You’ll also want to keep it to one protein source to start. Again, this is to avoid any adverse reaction. If you keep it to one protein source, you’ll be able to tell more easily if your pet has an allergy to the protein. Stay on a specific protein for at least a week and watch your pet for any allergic reactions. For instance, after you’ve made the switch, stick to only a fish protein diet for at least the next week before trying a new protein source, unless you notice a persistent reaction to the ingredient.

Allergic reactions in cats can include:

  • Skin itchiness (which can display as overly scratching, rubbing, bum scooting or shaking their heads)
  • Sneezing, coughing, or wheezing frequently
  • Vomiting, diarrhea, gas or bloating

If your cat is exhibiting signs of an allergy to the protein, cut out the ingredient from their diet. You’ll want to revert them to a diet their bodies are more adjusted to, and start the switch with a different protein source. You should also inform your veterinarian of the potential allergy.

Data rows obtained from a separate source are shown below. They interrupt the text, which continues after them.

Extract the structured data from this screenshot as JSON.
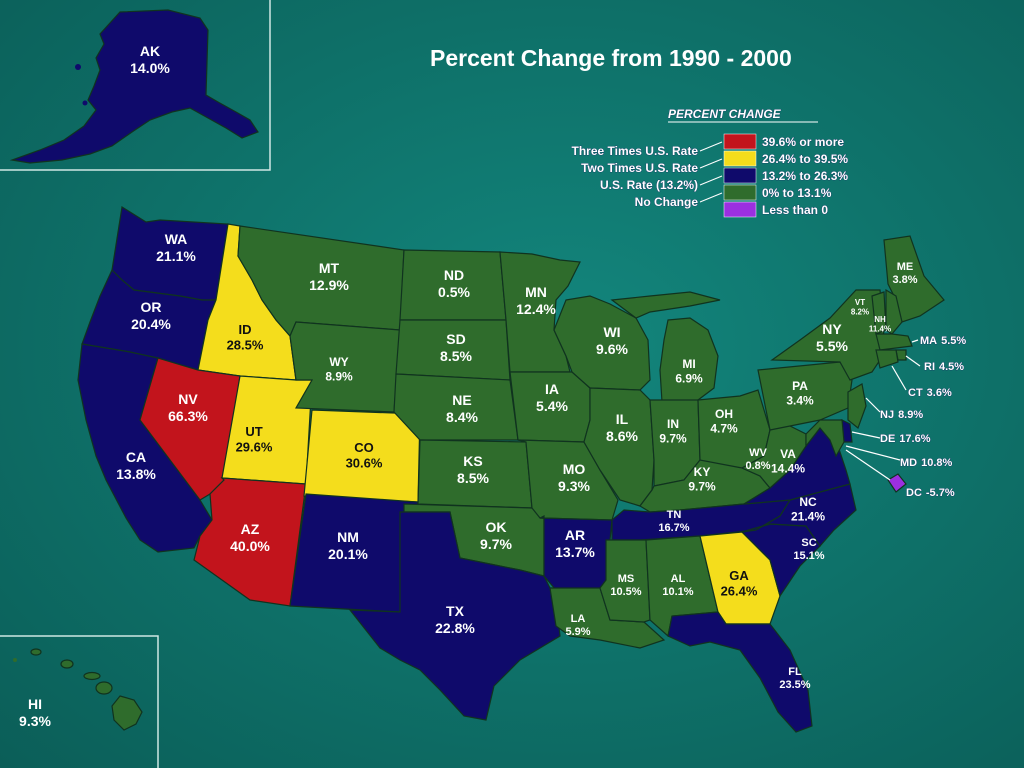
{
  "title": "Percent Change from 1990 - 2000",
  "legend": {
    "title": "PERCENT CHANGE",
    "left_labels": [
      "Three Times U.S. Rate",
      "Two Times U.S. Rate",
      "U.S. Rate (13.2%)",
      "No Change"
    ],
    "items": [
      {
        "label": "39.6% or more",
        "color": "#c2141c"
      },
      {
        "label": "26.4% to 39.5%",
        "color": "#f4dd1c"
      },
      {
        "label": "13.2% to 26.3%",
        "color": "#0f0a6b"
      },
      {
        "label": "0% to 13.1%",
        "color": "#2f6c2c"
      },
      {
        "label": "Less than 0",
        "color": "#9b2fe0"
      }
    ]
  },
  "states": {
    "AK": {
      "name": "AK",
      "value": "14.0%",
      "color": "#0f0a6b"
    },
    "HI": {
      "name": "HI",
      "value": "9.3%",
      "color": "#2f6c2c"
    },
    "WA": {
      "name": "WA",
      "value": "21.1%",
      "color": "#0f0a6b"
    },
    "OR": {
      "name": "OR",
      "value": "20.4%",
      "color": "#0f0a6b"
    },
    "CA": {
      "name": "CA",
      "value": "13.8%",
      "color": "#0f0a6b"
    },
    "ID": {
      "name": "ID",
      "value": "28.5%",
      "color": "#f4dd1c"
    },
    "NV": {
      "name": "NV",
      "value": "66.3%",
      "color": "#c2141c"
    },
    "AZ": {
      "name": "AZ",
      "value": "40.0%",
      "color": "#c2141c"
    },
    "UT": {
      "name": "UT",
      "value": "29.6%",
      "color": "#f4dd1c"
    },
    "MT": {
      "name": "MT",
      "value": "12.9%",
      "color": "#2f6c2c"
    },
    "WY": {
      "name": "WY",
      "value": "8.9%",
      "color": "#2f6c2c"
    },
    "CO": {
      "name": "CO",
      "value": "30.6%",
      "color": "#f4dd1c"
    },
    "NM": {
      "name": "NM",
      "value": "20.1%",
      "color": "#0f0a6b"
    },
    "ND": {
      "name": "ND",
      "value": "0.5%",
      "color": "#2f6c2c"
    },
    "SD": {
      "name": "SD",
      "value": "8.5%",
      "color": "#2f6c2c"
    },
    "NE": {
      "name": "NE",
      "value": "8.4%",
      "color": "#2f6c2c"
    },
    "KS": {
      "name": "KS",
      "value": "8.5%",
      "color": "#2f6c2c"
    },
    "OK": {
      "name": "OK",
      "value": "9.7%",
      "color": "#2f6c2c"
    },
    "TX": {
      "name": "TX",
      "value": "22.8%",
      "color": "#0f0a6b"
    },
    "MN": {
      "name": "MN",
      "value": "12.4%",
      "color": "#2f6c2c"
    },
    "IA": {
      "name": "IA",
      "value": "5.4%",
      "color": "#2f6c2c"
    },
    "MO": {
      "name": "MO",
      "value": "9.3%",
      "color": "#2f6c2c"
    },
    "AR": {
      "name": "AR",
      "value": "13.7%",
      "color": "#0f0a6b"
    },
    "LA": {
      "name": "LA",
      "value": "5.9%",
      "color": "#2f6c2c"
    },
    "WI": {
      "name": "WI",
      "value": "9.6%",
      "color": "#2f6c2c"
    },
    "IL": {
      "name": "IL",
      "value": "8.6%",
      "color": "#2f6c2c"
    },
    "MI": {
      "name": "MI",
      "value": "6.9%",
      "color": "#2f6c2c"
    },
    "IN": {
      "name": "IN",
      "value": "9.7%",
      "color": "#2f6c2c"
    },
    "OH": {
      "name": "OH",
      "value": "4.7%",
      "color": "#2f6c2c"
    },
    "KY": {
      "name": "KY",
      "value": "9.7%",
      "color": "#2f6c2c"
    },
    "TN": {
      "name": "TN",
      "value": "16.7%",
      "color": "#0f0a6b"
    },
    "MS": {
      "name": "MS",
      "value": "10.5%",
      "color": "#2f6c2c"
    },
    "AL": {
      "name": "AL",
      "value": "10.1%",
      "color": "#2f6c2c"
    },
    "GA": {
      "name": "GA",
      "value": "26.4%",
      "color": "#f4dd1c"
    },
    "FL": {
      "name": "FL",
      "value": "23.5%",
      "color": "#0f0a6b"
    },
    "SC": {
      "name": "SC",
      "value": "15.1%",
      "color": "#0f0a6b"
    },
    "NC": {
      "name": "NC",
      "value": "21.4%",
      "color": "#0f0a6b"
    },
    "VA": {
      "name": "VA",
      "value": "14.4%",
      "color": "#0f0a6b"
    },
    "WV": {
      "name": "WV",
      "value": "0.8%",
      "color": "#2f6c2c"
    },
    "PA": {
      "name": "PA",
      "value": "3.4%",
      "color": "#2f6c2c"
    },
    "NY": {
      "name": "NY",
      "value": "5.5%",
      "color": "#2f6c2c"
    },
    "ME": {
      "name": "ME",
      "value": "3.8%",
      "color": "#2f6c2c"
    },
    "VT": {
      "name": "VT",
      "value": "8.2%",
      "color": "#2f6c2c"
    },
    "NH": {
      "name": "NH",
      "value": "11.4%",
      "color": "#2f6c2c"
    },
    "MA": {
      "name": "MA",
      "value": "5.5%",
      "color": "#2f6c2c"
    },
    "RI": {
      "name": "RI",
      "value": "4.5%",
      "color": "#2f6c2c"
    },
    "CT": {
      "name": "CT",
      "value": "3.6%",
      "color": "#2f6c2c"
    },
    "NJ": {
      "name": "NJ",
      "value": "8.9%",
      "color": "#2f6c2c"
    },
    "DE": {
      "name": "DE",
      "value": "17.6%",
      "color": "#0f0a6b"
    },
    "MD": {
      "name": "MD",
      "value": "10.8%",
      "color": "#2f6c2c"
    },
    "DC": {
      "name": "DC",
      "value": "-5.7%",
      "color": "#9b2fe0"
    }
  }
}
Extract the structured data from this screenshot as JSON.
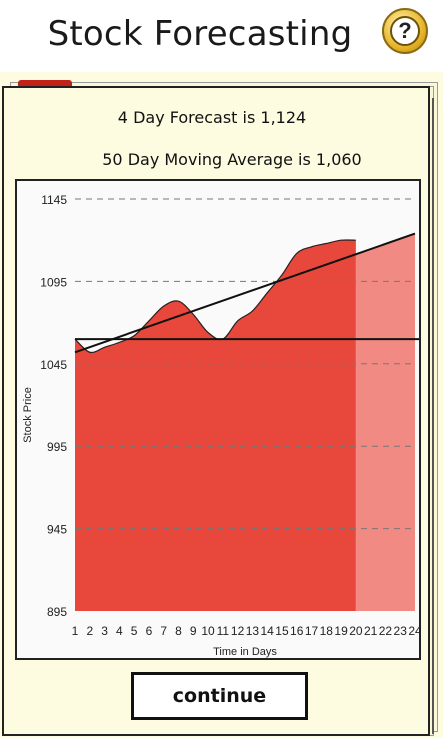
{
  "header": {
    "title": "Stock Forecasting",
    "help_icon": "help-question-icon",
    "help_symbol": "?"
  },
  "card": {
    "forecast_text": "4 Day Forecast is 1,124",
    "moving_average_text": "50 Day Moving Average is 1,060"
  },
  "colors": {
    "area_fill": "#e8483c",
    "forecast_fill": "#f08a82",
    "card_bg": "#fdfbe0",
    "line": "#111111"
  },
  "chart_data": {
    "type": "area",
    "xlabel": "Time in Days",
    "ylabel": "Stock Price",
    "x": [
      1,
      2,
      3,
      4,
      5,
      6,
      7,
      8,
      9,
      10,
      11,
      12,
      13,
      14,
      15,
      16,
      17,
      18,
      19,
      20
    ],
    "forecast_x": [
      20,
      21,
      22,
      23,
      24
    ],
    "y_ticks": [
      895,
      945,
      995,
      1045,
      1095,
      1145
    ],
    "ylim": [
      895,
      1145
    ],
    "xlim": [
      1,
      24
    ],
    "series": [
      {
        "values": [
          1060,
          1052,
          1055,
          1058,
          1062,
          1071,
          1080,
          1083,
          1075,
          1064,
          1060,
          1071,
          1077,
          1088,
          1099,
          1112,
          1116,
          1118,
          1120,
          1120
        ]
      }
    ],
    "forecast_value": 1124,
    "moving_average": 1060,
    "trend_line": {
      "start": [
        1,
        1052
      ],
      "end": [
        24,
        1124
      ]
    },
    "grid": "dashed horizontal"
  },
  "actions": {
    "continue_label": "continue"
  }
}
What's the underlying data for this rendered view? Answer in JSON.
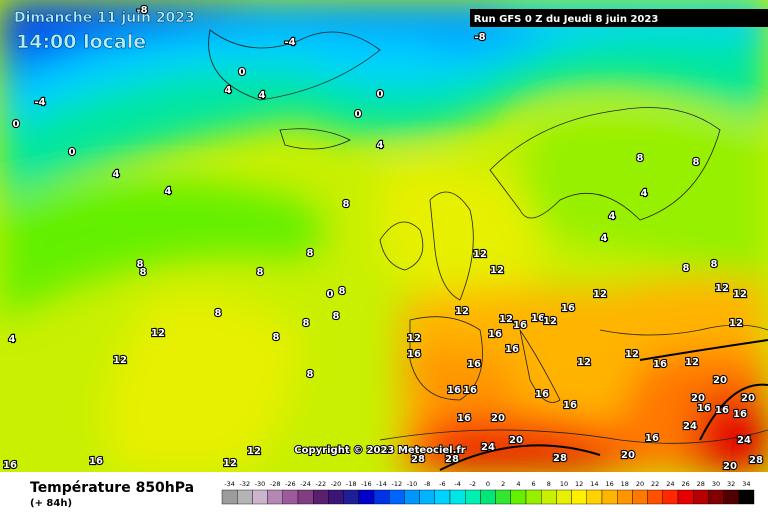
{
  "header": {
    "date": "Dimanche 11 juin 2023",
    "time": "14:00 locale",
    "run": "Run GFS 0 Z du Jeudi 8 juin 2023"
  },
  "copyright": "Copyright © 2023 Meteociel.fr",
  "footer": {
    "title": "Température 850hPa",
    "lead": "(+ 84h)"
  },
  "contour_labels": [
    -8,
    -4,
    -8,
    0,
    4,
    4,
    0,
    0,
    -4,
    0,
    0,
    4,
    4,
    4,
    8,
    8,
    8,
    8,
    8,
    0,
    8,
    8,
    8,
    8,
    8,
    8,
    4,
    12,
    12,
    12,
    12,
    12,
    12,
    16,
    16,
    16,
    16,
    12,
    12,
    16,
    16,
    16,
    12,
    16,
    16,
    16,
    16,
    16,
    20,
    20,
    20,
    16,
    24,
    28,
    28,
    28,
    12,
    12,
    16,
    16,
    8,
    8,
    4,
    4,
    4,
    8,
    8,
    12,
    12,
    12,
    12,
    16,
    20,
    20,
    16,
    16,
    16,
    20,
    24,
    24,
    20,
    28,
    12,
    12
  ],
  "colorbar": {
    "ticks": [
      -34,
      -32,
      -30,
      -28,
      -26,
      -24,
      -22,
      -20,
      -18,
      -16,
      -14,
      -12,
      -10,
      -8,
      -6,
      -4,
      -2,
      0,
      2,
      4,
      6,
      8,
      10,
      12,
      14,
      16,
      18,
      20,
      22,
      24,
      26,
      28,
      30,
      32,
      34
    ],
    "colors": [
      "#9c9c9c",
      "#b4b4b4",
      "#cdb4cd",
      "#b487b4",
      "#9c5a9c",
      "#823c82",
      "#5a1e6e",
      "#3c1478",
      "#1e1e96",
      "#0000c8",
      "#0032e6",
      "#0064ff",
      "#0096ff",
      "#00b4ff",
      "#00d2ff",
      "#00e6e6",
      "#00f0b4",
      "#00e678",
      "#32e632",
      "#64f000",
      "#96f000",
      "#c8f000",
      "#e6f000",
      "#fff000",
      "#ffd200",
      "#ffb400",
      "#ff9600",
      "#ff7800",
      "#ff5000",
      "#ff2800",
      "#e60000",
      "#b40000",
      "#820000",
      "#500000",
      "#000000"
    ]
  }
}
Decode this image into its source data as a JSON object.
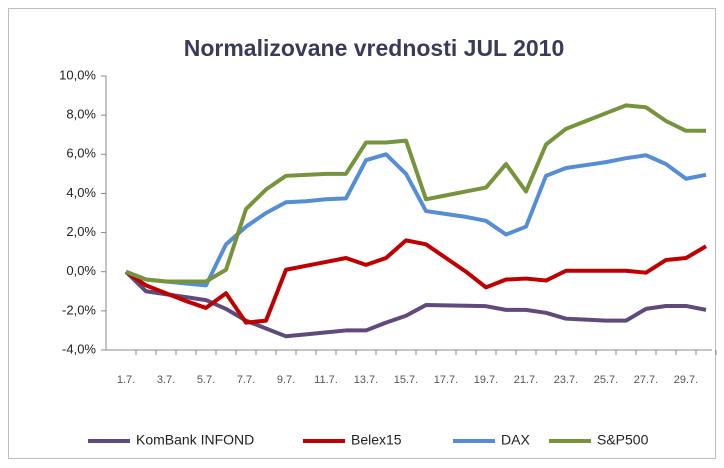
{
  "chart_data": {
    "type": "line",
    "title": "Normalizovane vrednosti JUL 2010",
    "categories": [
      "1.7.",
      null,
      "3.7.",
      null,
      "5.7.",
      null,
      "7.7.",
      null,
      "9.7.",
      null,
      "11.7.",
      null,
      "13.7.",
      null,
      "15.7.",
      null,
      "17.7.",
      null,
      "19.7.",
      null,
      "21.7.",
      null,
      "23.7.",
      null,
      "25.7.",
      null,
      "27.7.",
      null,
      "29.7.",
      null
    ],
    "series": [
      {
        "name": "KomBank INFOND",
        "color": "#604a7b",
        "values": [
          0,
          -1.0,
          -1.15,
          -1.3,
          -1.45,
          -1.9,
          -2.5,
          -2.9,
          -3.3,
          -3.2,
          -3.1,
          -3.0,
          -3.0,
          -2.6,
          -2.25,
          -1.7,
          -1.72,
          -1.74,
          -1.76,
          -1.95,
          -1.95,
          -2.1,
          -2.4,
          -2.45,
          -2.5,
          -2.5,
          -1.9,
          -1.75,
          -1.75,
          -1.95
        ]
      },
      {
        "name": "Belex15",
        "color": "#c00000",
        "values": [
          0,
          -0.7,
          -1.1,
          -1.5,
          -1.85,
          -1.1,
          -2.6,
          -2.5,
          0.1,
          0.3,
          0.5,
          0.7,
          0.35,
          0.7,
          1.6,
          1.4,
          0.7,
          0,
          -0.8,
          -0.4,
          -0.35,
          -0.45,
          0.05,
          0.05,
          0.05,
          0.05,
          -0.05,
          0.6,
          0.7,
          1.3
        ]
      },
      {
        "name": "DAX",
        "color": "#558ed5",
        "values": [
          0,
          -0.4,
          -0.5,
          -0.6,
          -0.7,
          1.4,
          2.3,
          3.0,
          3.55,
          3.6,
          3.7,
          3.75,
          5.7,
          6.0,
          5.0,
          3.1,
          2.95,
          2.8,
          2.6,
          1.9,
          2.3,
          4.9,
          5.3,
          5.45,
          5.6,
          5.8,
          5.95,
          5.5,
          4.75,
          4.95
        ]
      },
      {
        "name": "S&P500",
        "color": "#77933c",
        "values": [
          0,
          -0.4,
          -0.5,
          -0.5,
          -0.5,
          0.1,
          3.2,
          4.2,
          4.9,
          4.95,
          5.0,
          5.0,
          6.6,
          6.6,
          6.7,
          3.7,
          3.9,
          4.1,
          4.3,
          5.5,
          4.1,
          6.5,
          7.3,
          7.7,
          8.1,
          8.5,
          8.4,
          7.7,
          7.2,
          7.2
        ]
      }
    ],
    "ylim": [
      -4,
      10
    ],
    "yticks": [
      {
        "value": -4,
        "label": "-4,0%"
      },
      {
        "value": -2,
        "label": "-2,0%"
      },
      {
        "value": 0,
        "label": "0,0%"
      },
      {
        "value": 2,
        "label": "2,0%"
      },
      {
        "value": 4,
        "label": "4,0%"
      },
      {
        "value": 6,
        "label": "6,0%"
      },
      {
        "value": 8,
        "label": "8,0%"
      },
      {
        "value": 10,
        "label": "10,0%"
      }
    ],
    "legend": "bottom"
  }
}
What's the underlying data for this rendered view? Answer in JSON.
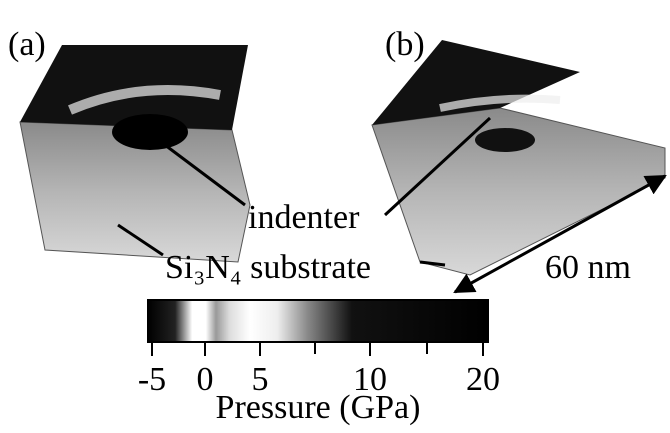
{
  "panels": [
    {
      "label": "(a)"
    },
    {
      "label": "(b)"
    }
  ],
  "annotations": {
    "indenter": "indenter",
    "substrate": "Si₃N₄ substrate",
    "scale": "60 nm"
  },
  "colorbar": {
    "ticks": [
      -5,
      0,
      5,
      10,
      20
    ],
    "label": "Pressure (GPa)"
  }
}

Having a raw cat food diet can really help to pinpoint an allergy, and following the advice from above can help you more accurately pinpoint what might be making your cat react. It’s also the best way to transition your cat to the new diet without overwhelming their system.

Should I Switch My Cat To a Raw Cat Food Diet?

An orange kitten with its eyes happily closed lays in bright green grass on a sunny day.

Of course, there are many excellent, high-quality cat food products that cut out the fillers and carbohydrates, and are allergy-safe for your cat. You may not need to make the switch over completely and could look into supplementing your cat’s diet with raw food instead. Speak with your veterinarian to find out if a raw cat food diet is right for your pet. While a raw cat food diet may not be the only option for your cat, it is one of the most natural, purest and tastiest diets, and has been seen to help improve a cat’s quality of life.